The company has identified another potential application within the materials handling industry. That is to provide fuel cells for refrigerated trucks. The advantage for this application is that it would allow trucks to run refrigeration quietly and cleanly while parked near to residential areas. Unloading of trucks in many locations is not possible during off hours due to the noise of their motors running. The size of this market is comparable to the lift truck market.
Risk: Speculative Buy
Positives – PLUG has a commanding lead in market share, and is focused on an ideal application for fuel cells, with excellent reference accounts, and sales that appear to be expanding in cookie-cutter fashion within large customers like Wal-Mart and Sysco. The available market in the U.S. appears to be 100x bigger than PLUG current shipment rate, and the growth opportunities appear very good for Europe, as well as expanding into new applications.

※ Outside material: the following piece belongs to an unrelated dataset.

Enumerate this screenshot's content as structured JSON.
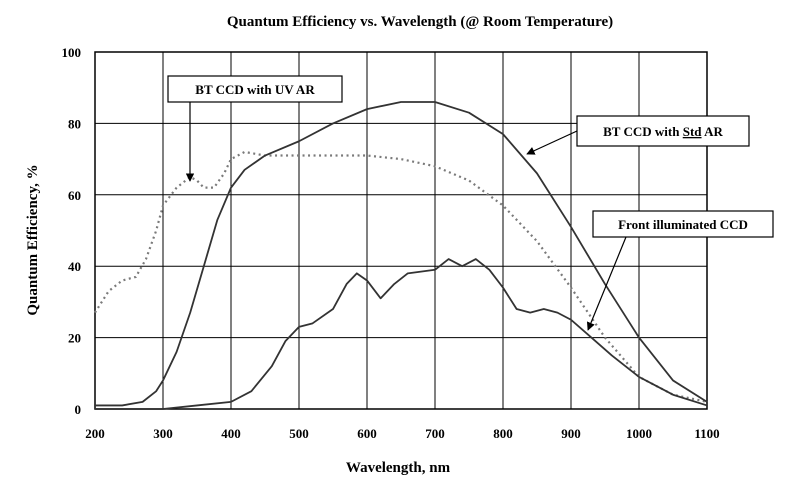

Negative – The company has to reduce the time from orders to shipments. Order and shipment rates for the next few quarters could be erratic. The time to phase in the new cost reduced products could also vary, pushing out the time to profitability by a few months.
We are assuming that PLUG power ship most of its backlog over the next nine months, and continue to ramp orders as customers gain experience with the technology. We assume the company increase sales by 80% 2011, and then be 80% again in the following 12 months. We assume a conservative estimate of long term sales growth is 30% CAGR, and that they will maintain long term net profits of at least 7 percent of sales. They have already brought down their Opex burn rate, and are in a good position to have positive gross margins by Q12012, and to be EBITDA positive in 2012.
Our target price for the stock is $5.50. Short term (next 6 months) we may experience high price volatility up or down depending on market conditions and the company’s ability to ramp shipments in the remainder of 2011.
We view PLUG as a speculative buy, with short term price volatility, and a target price of $ 5.50.